A Canadian study has identified an increased risk of miscarriage with the use of five common classes of antibiotics in early pregnancy.

The research, published in the Canadian Medical Association Journal (CMAJ), found the use of macrolides (excluding erythromycin), quinolones, tetracyclines, sulfonamides and metronidazole during early pregnancy was associated with an increased risk of spontaneous abortion. Nitrofurantoin exposure was not associated with an increased risk of miscarriage, which supports its use as an alternative to trimethoprim-sulfamethoxazole for the treatment of urinary tract infections during pregnancy.

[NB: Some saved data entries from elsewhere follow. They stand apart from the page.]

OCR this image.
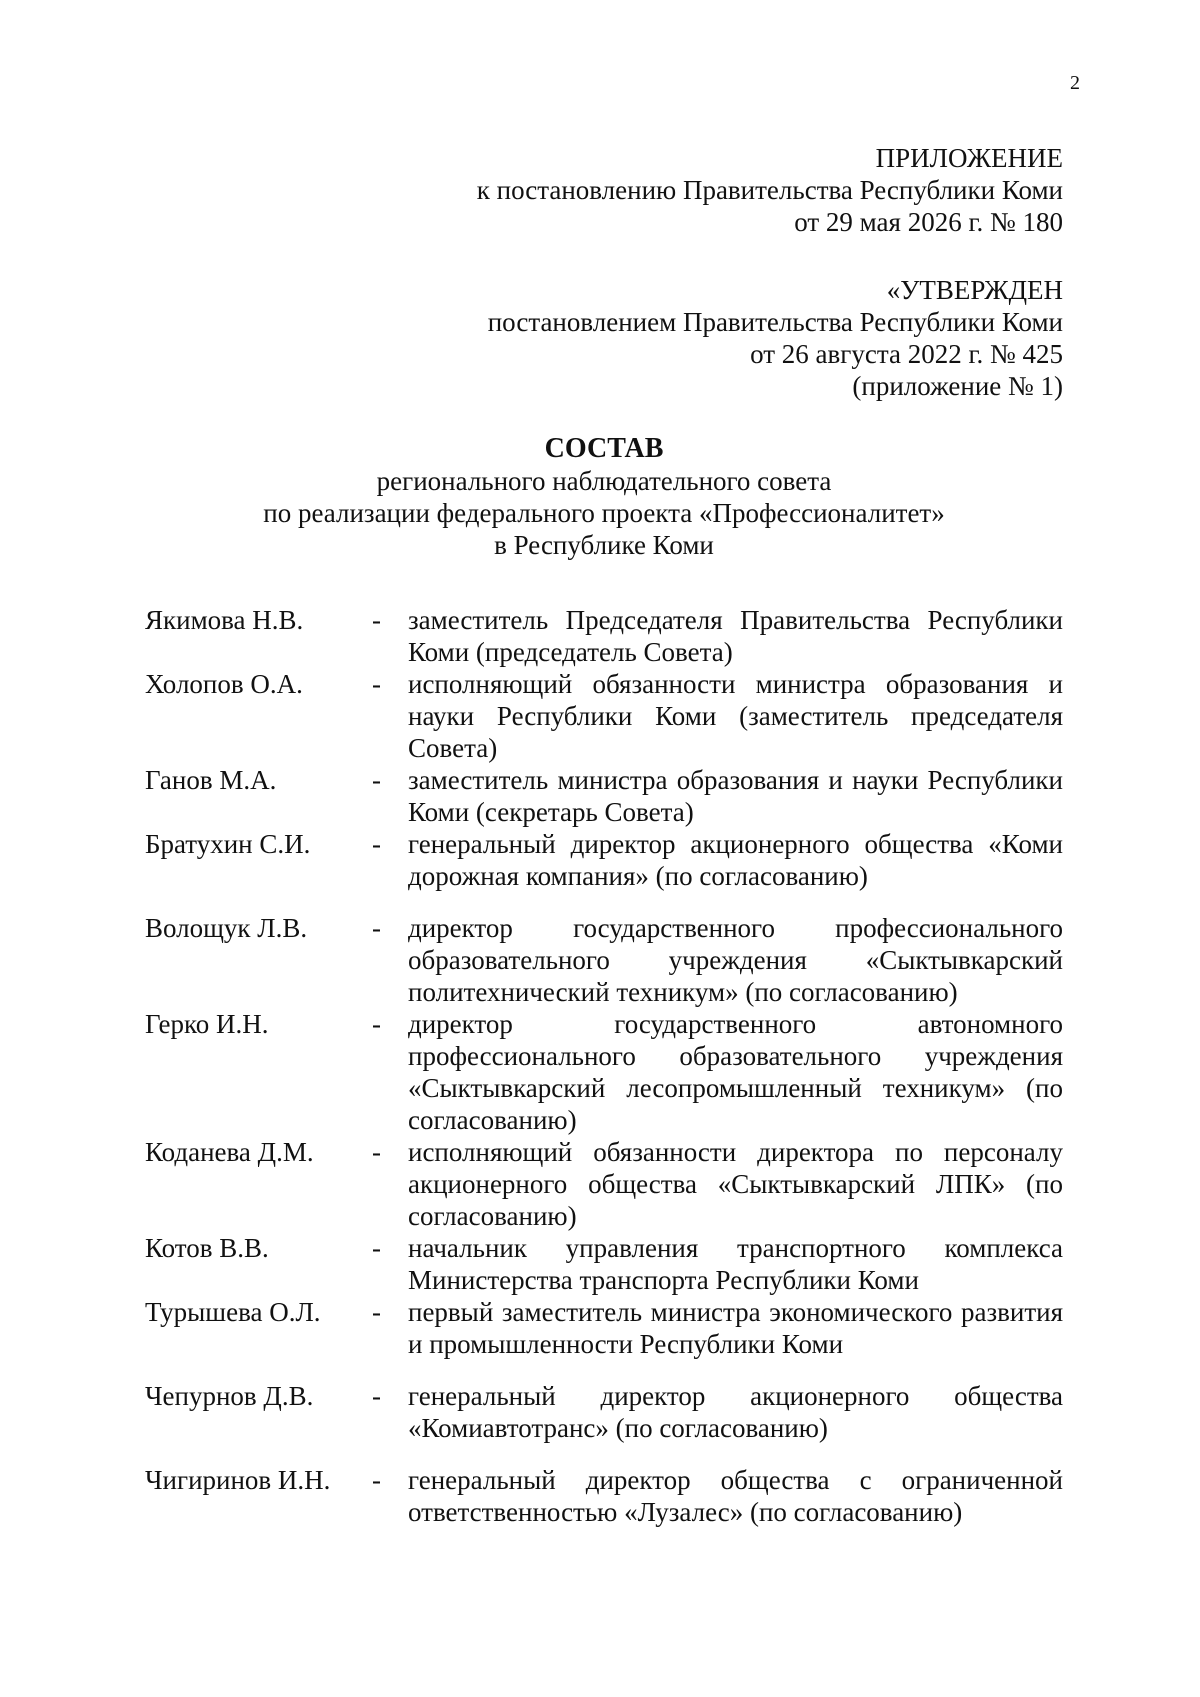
2
ПРИЛОЖЕНИЕ
к постановлению Правительства Республики Коми
от 29 мая 2026 г. № 180
«УТВЕРЖДЕН
постановлением Правительства Республики Коми
от 26 августа 2022 г. № 425
(приложение № 1)
СОСТАВ
регионального наблюдательного совета
по реализации федерального проекта «Профессионалитет»
в Республике Коми
Якимова Н.В.	-	заместитель Председателя Правительства Республики Коми (председатель Совета)
Холопов О.А.	-	исполняющий обязанности министра образования и науки Республики Коми (заместитель председателя Совета)
Ганов М.А.	-	заместитель министра образования и науки Республики Коми (секретарь Совета)
Братухин С.И.	-	генеральный директор акционерного общества «Коми дорожная компания» (по согласованию)
Волощук Л.В.	-	директор государственного профессионального образовательного учреждения «Сыктывкарский политехнический техникум» (по согласованию)
Герко И.Н.	-	директор государственного автономного профессионального образовательного учреждения «Сыктывкарский лесопромышленный техникум» (по согласованию)
Коданева Д.М.	-	исполняющий обязанности директора по персоналу акционерного общества «Сыктывкарский ЛПК» (по согласованию)
Котов В.В.	-	начальник управления транспортного комплекса Министерства транспорта Республики Коми
Турышева О.Л.	-	первый заместитель министра экономического развития и промышленности Республики Коми
Чепурнов Д.В.	-	генеральный директор акционерного общества «Комиавтотранс» (по согласованию)
Чигиринов И.Н.	-	генеральный директор общества с ограниченной ответственностью «Лузалес» (по согласованию)
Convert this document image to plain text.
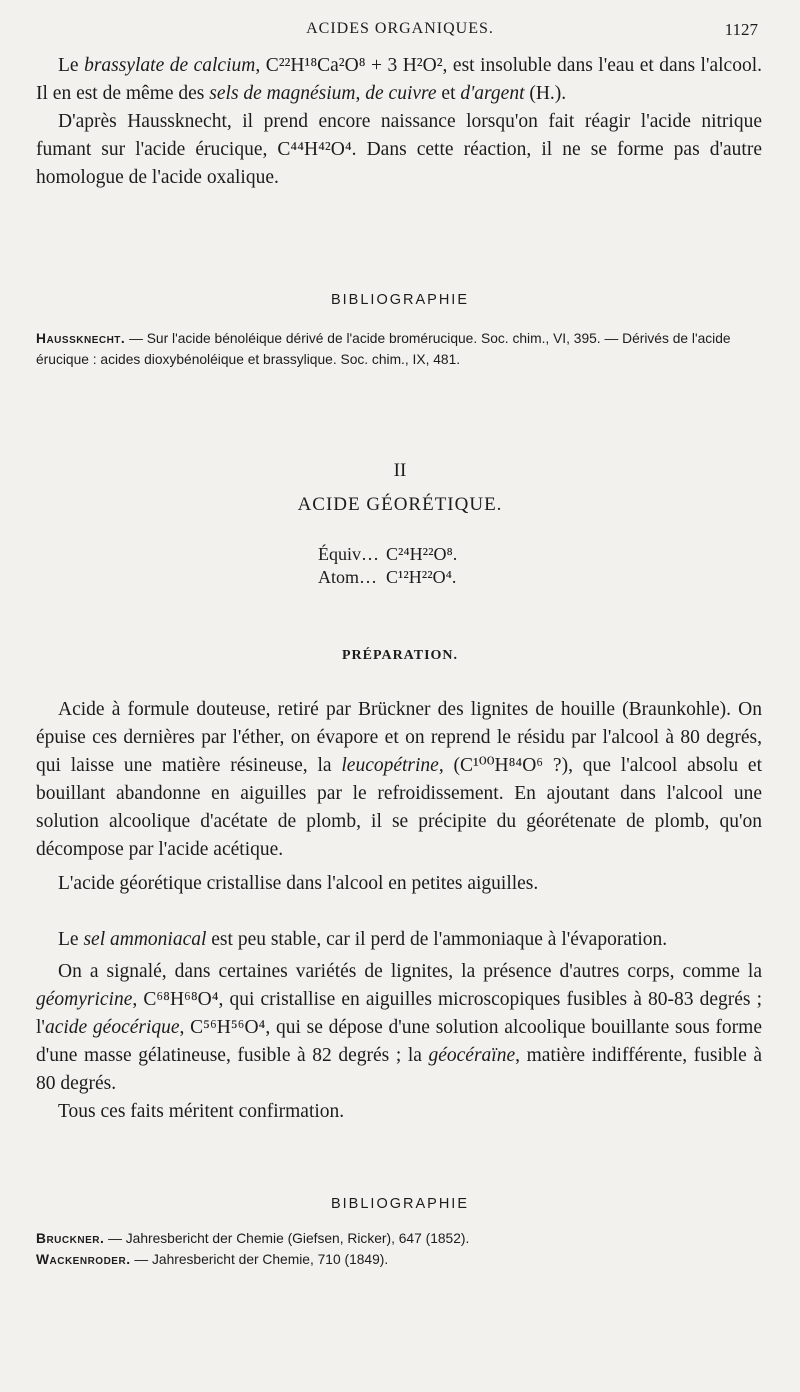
ACIDES ORGANIQUES.	1127

Le brassylate de calcium, C²²H¹⁸Ca²O⁸ + 3 H²O², est insoluble dans l'eau et dans l'alcool. Il en est de même des sels de magnésium, de cuivre et d'argent (H.).

D'après Haussknecht, il prend encore naissance lorsqu'on fait réagir l'acide nitrique fumant sur l'acide érucique, C⁴⁴H⁴²O⁴. Dans cette réaction, il ne se forme pas d'autre homologue de l'acide oxalique.

BIBLIOGRAPHIE
Haussknecht. — Sur l'acide bénoléique dérivé de l'acide bromérucique. Soc. chim., VI, 395. — Dérivés de l'acide érucique : acides dioxybénoléique et brassylique. Soc. chim., IX, 481.
II
ACIDE GÉORÉTIQUE.
Équiv… C²⁴H²²O⁸.
Atom… C¹²H²²O⁴.
PRÉPARATION.

Acide à formule douteuse, retiré par Brückner des lignites de houille (Braunkohle). On épuise ces dernières par l'éther, on évapore et on reprend le résidu par l'alcool à 80 degrés, qui laisse une matière résineuse, la leucopétrine, (C¹⁰⁰H⁸⁴O⁶ ?), que l'alcool absolu et bouillant abandonne en aiguilles par le refroidissement. En ajoutant dans l'alcool une solution alcoolique d'acétate de plomb, il se précipite du géorétenate de plomb, qu'on décompose par l'acide acétique.

L'acide géorétique cristallise dans l'alcool en petites aiguilles.

Le sel ammoniacal est peu stable, car il perd de l'ammoniaque à l'évaporation.

On a signalé, dans certaines variétés de lignites, la présence d'autres corps, comme la géomyricine, C⁶⁸H⁶⁸O⁴, qui cristallise en aiguilles microscopiques fusibles à 80-83 degrés ; l'acide géocérique, C⁵⁶H⁵⁶O⁴, qui se dépose d'une solution alcoolique bouillante sous forme d'une masse gélatineuse, fusible à 82 degrés ; la géocéraïne, matière indifférente, fusible à 80 degrés.

Tous ces faits méritent confirmation.

BIBLIOGRAPHIE
Bruckner. — Jahresbericht der Chemie (Giefsen, Ricker), 647 (1852).
Wackenroder. — Jahresbericht der Chemie, 710 (1849).
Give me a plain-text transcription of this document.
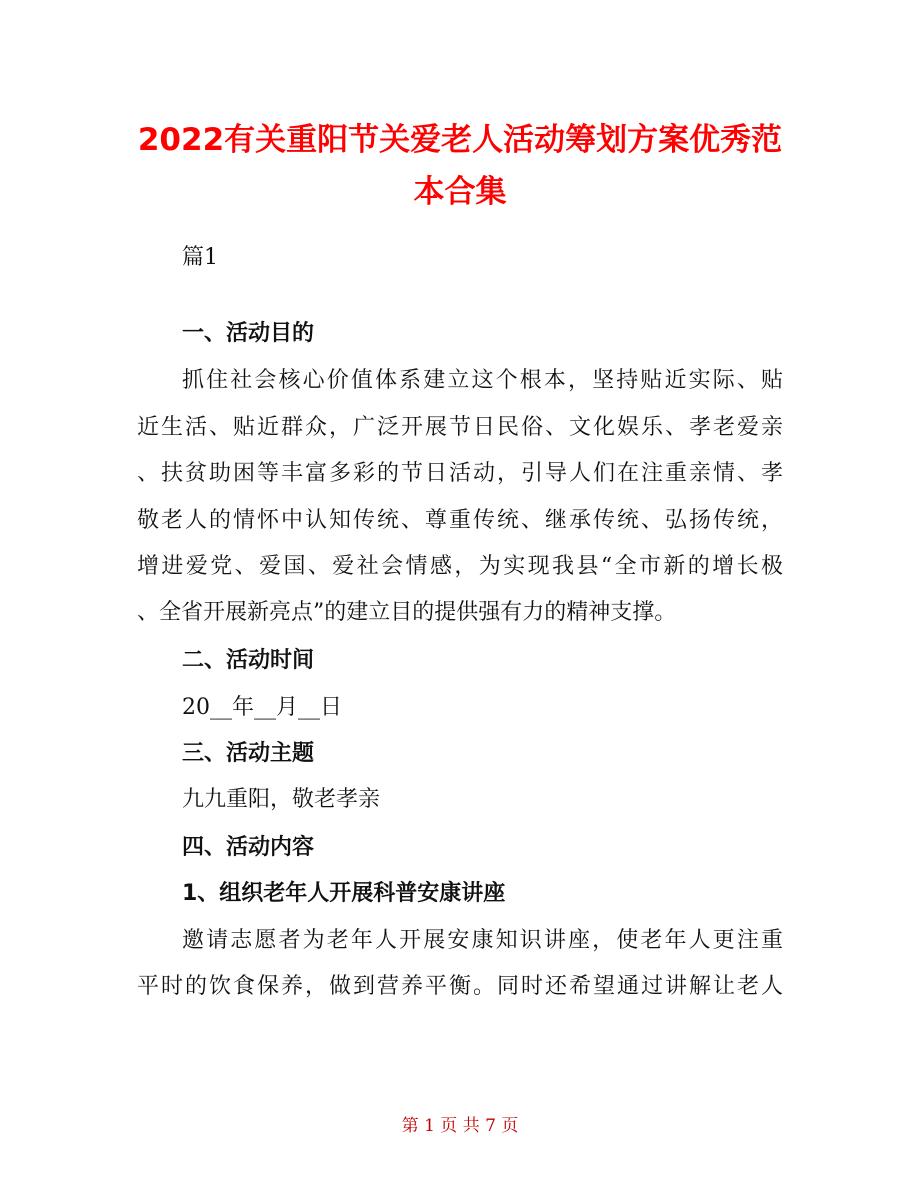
2022有关重阳节关爱老人活动筹划方案优秀范
本合集
篇1
一、活动目的
抓住社会核心价值体系建立这个根本，坚持贴近实际、贴
近生活、贴近群众，广泛开展节日民俗、文化娱乐、孝老爱亲
、扶贫助困等丰富多彩的节日活动，引导人们在注重亲情、孝
敬老人的情怀中认知传统、尊重传统、继承传统、弘扬传统，
增进爱党、爱国、爱社会情感，为实现我县“全市新的增长极
、全省开展新亮点”的建立目的提供强有力的精神支撑。
二、活动时间
20__年__月__日
三、活动主题
九九重阳，敬老孝亲
四、活动内容
1、组织老年人开展科普安康讲座
邀请志愿者为老年人开展安康知识讲座，使老年人更注重
平时的饮食保养，做到营养平衡。同时还希望通过讲解让老人
第 1 页 共 7 页
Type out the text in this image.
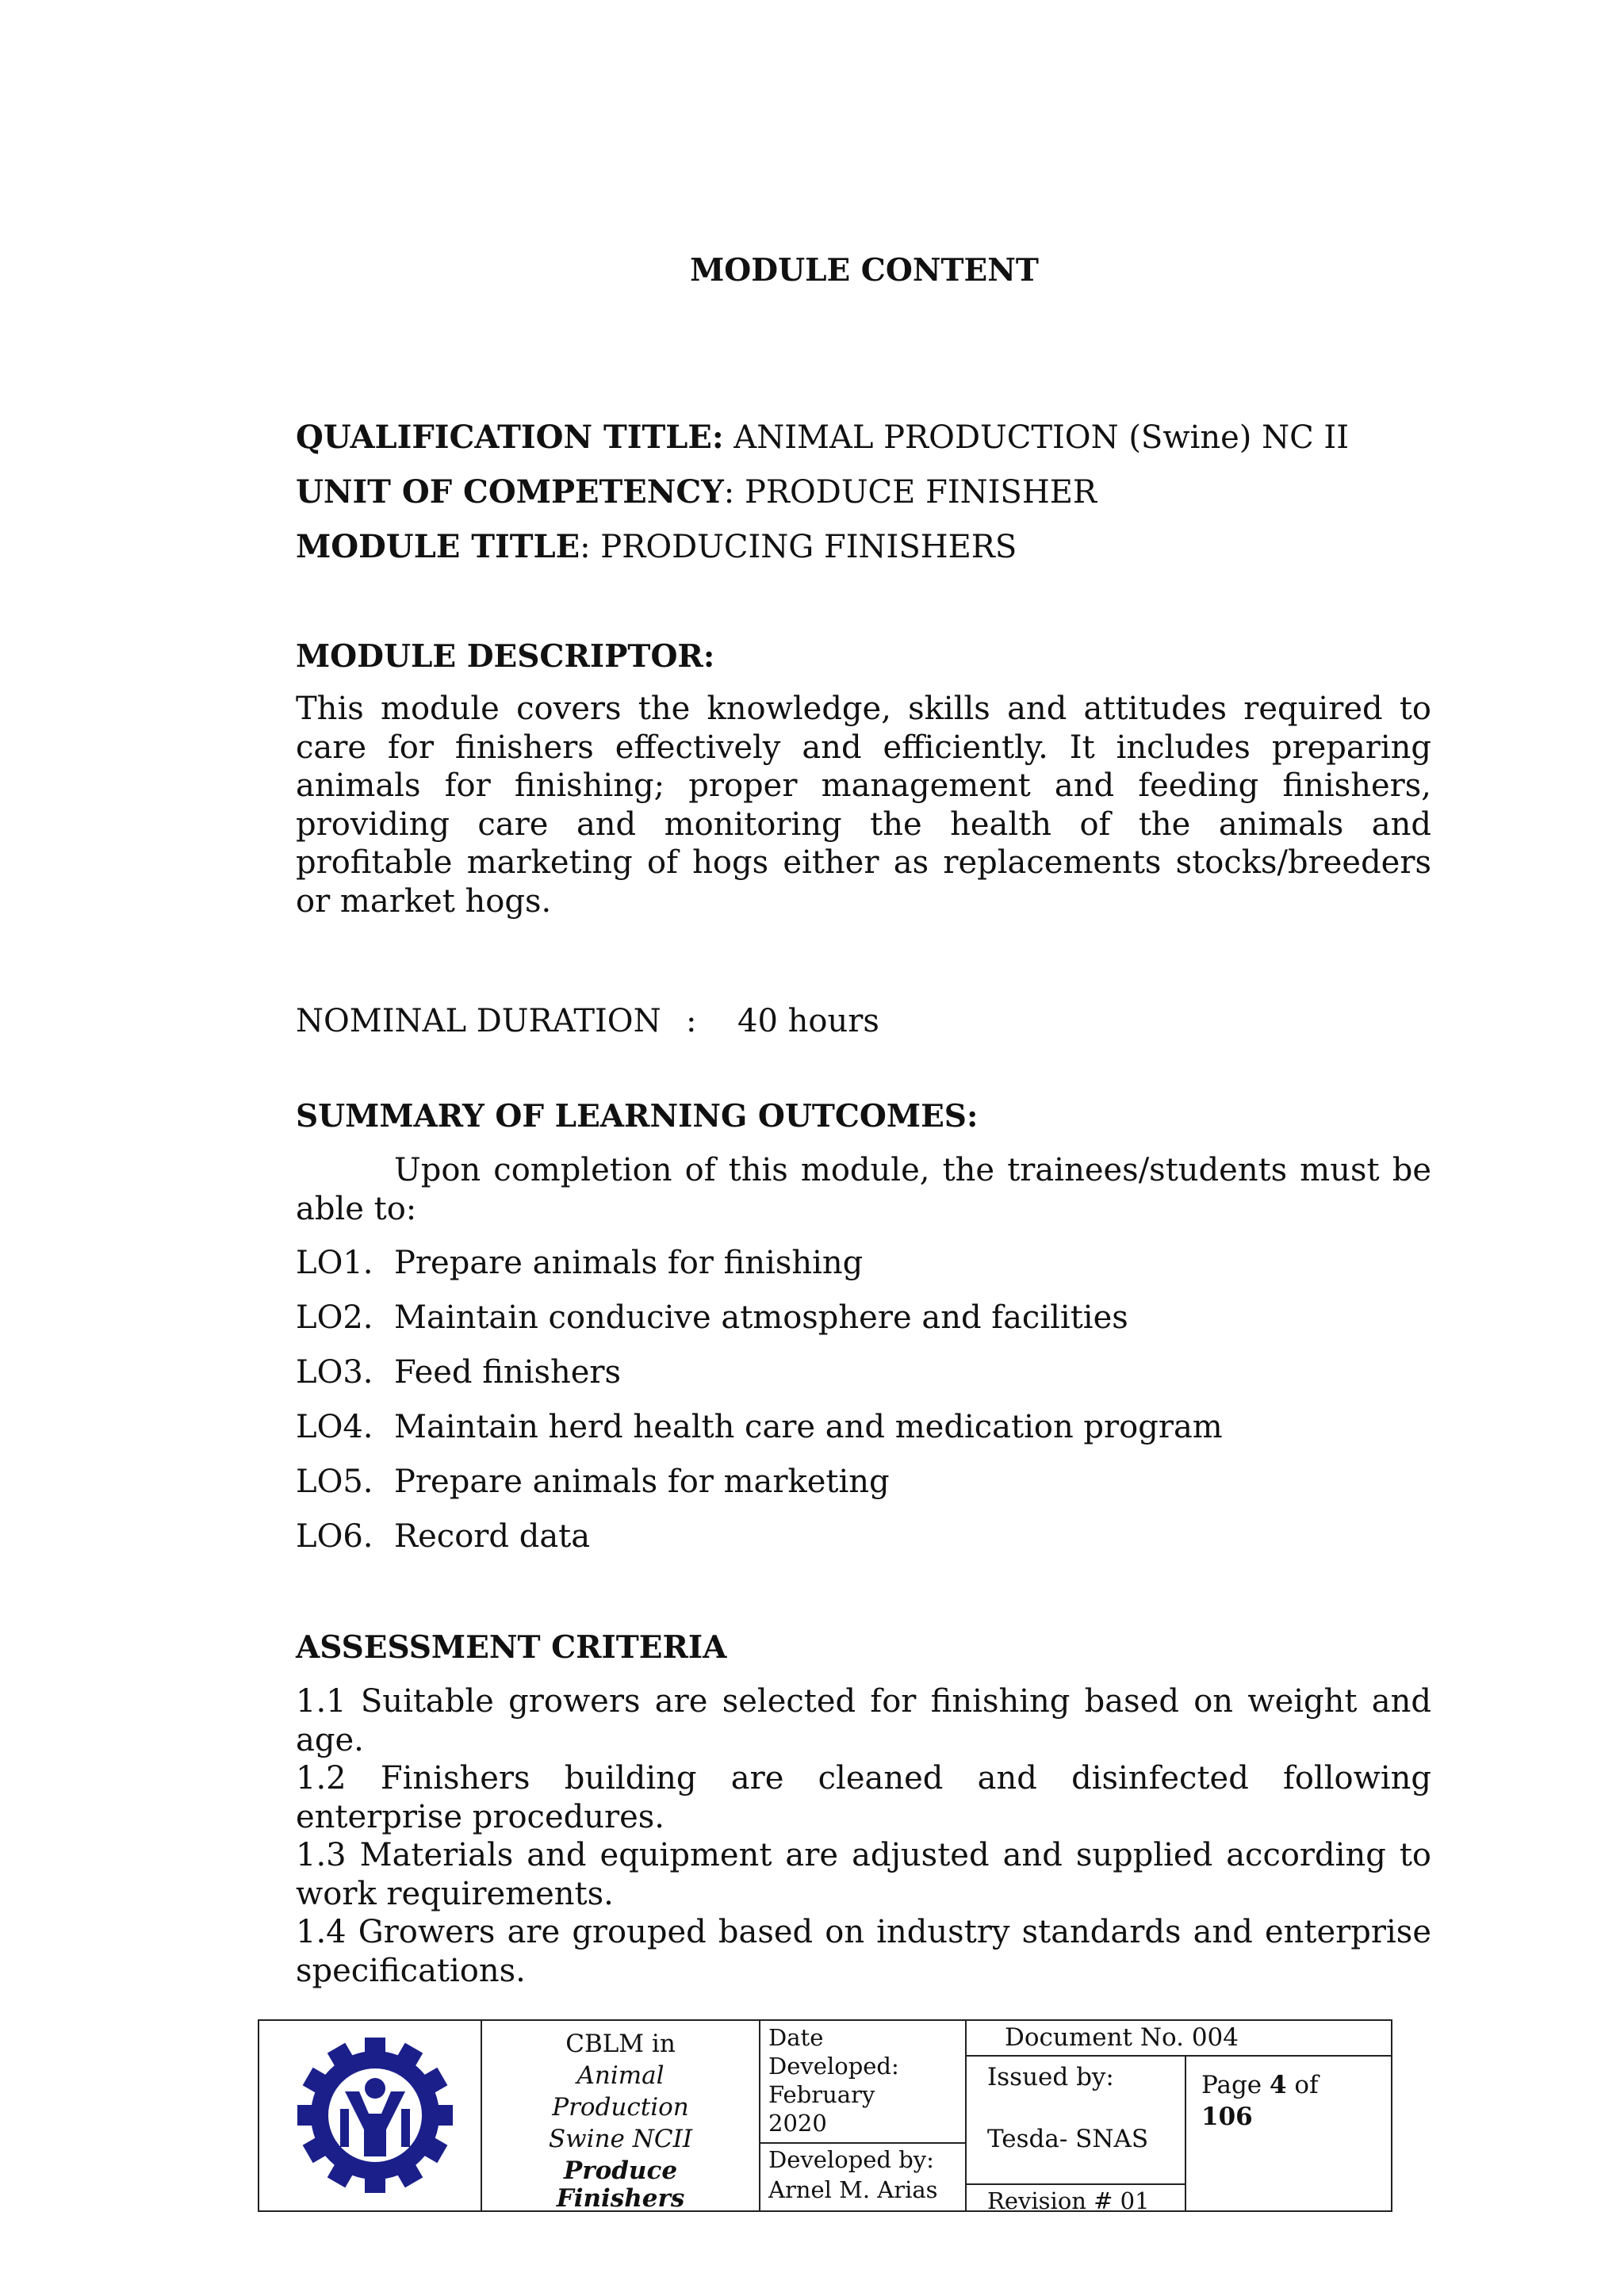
MODULE CONTENT
QUALIFICATION TITLE: ANIMAL PRODUCTION (Swine) NC II
UNIT OF COMPETENCY: PRODUCE FINISHER
MODULE TITLE: PRODUCING FINISHERS
MODULE DESCRIPTOR:
This module covers the knowledge, skills and attitudes required to care for finishers effectively and efficiently. It includes preparing animals for finishing; proper management and feeding finishers, providing care and monitoring the health of the animals and profitable marketing of hogs either as replacements stocks/breeders or market hogs.
NOMINAL DURATION : 40 hours
SUMMARY OF LEARNING OUTCOMES:
Upon completion of this module, the trainees/students must be able to:
LO1. Prepare animals for finishing
LO2. Maintain conducive atmosphere and facilities
LO3. Feed finishers
LO4. Maintain herd health care and medication program
LO5. Prepare animals for marketing
LO6. Record data
ASSESSMENT CRITERIA
1.1 Suitable growers are selected for finishing based on weight and age.
1.2 Finishers building are cleaned and disinfected following enterprise procedures.
1.3 Materials and equipment are adjusted and supplied according to work requirements.
1.4 Growers are grouped based on industry standards and enterprise specifications.
CBLM in
Animal
Production
Swine NCII
Produce
Finishers
Date
Developed:
February
2020
Developed by:
Arnel M. Arias
Document No. 004
Issued by:
Tesda- SNAS
Revision # 01
Page 4 of
106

Azithromycin and metronidazole were associated with a 65 per cent and 70 per cent increased risk of miscarriage respectively, while sulphonamides, tetracyclines, quinolones and clarithromycin more than doubled the risk. Results were similar regardless of whether penicillins or cephalosporins were used as comparators.

“Although antibiotic use to treat infections has been linked to a decreased risk of prematurity and low birth weight in other studies, our investigation shows that certain types of antibiotics are increasing the risk of spontaneous abortion, with a 60 per cent to two-fold increased risk,” explained senior author, Dr. Anick Bérard. “Nevertheless, the increased risk was not seen for all antibiotics, which is reassuring for users, prescribers, and policy-makers,” she added.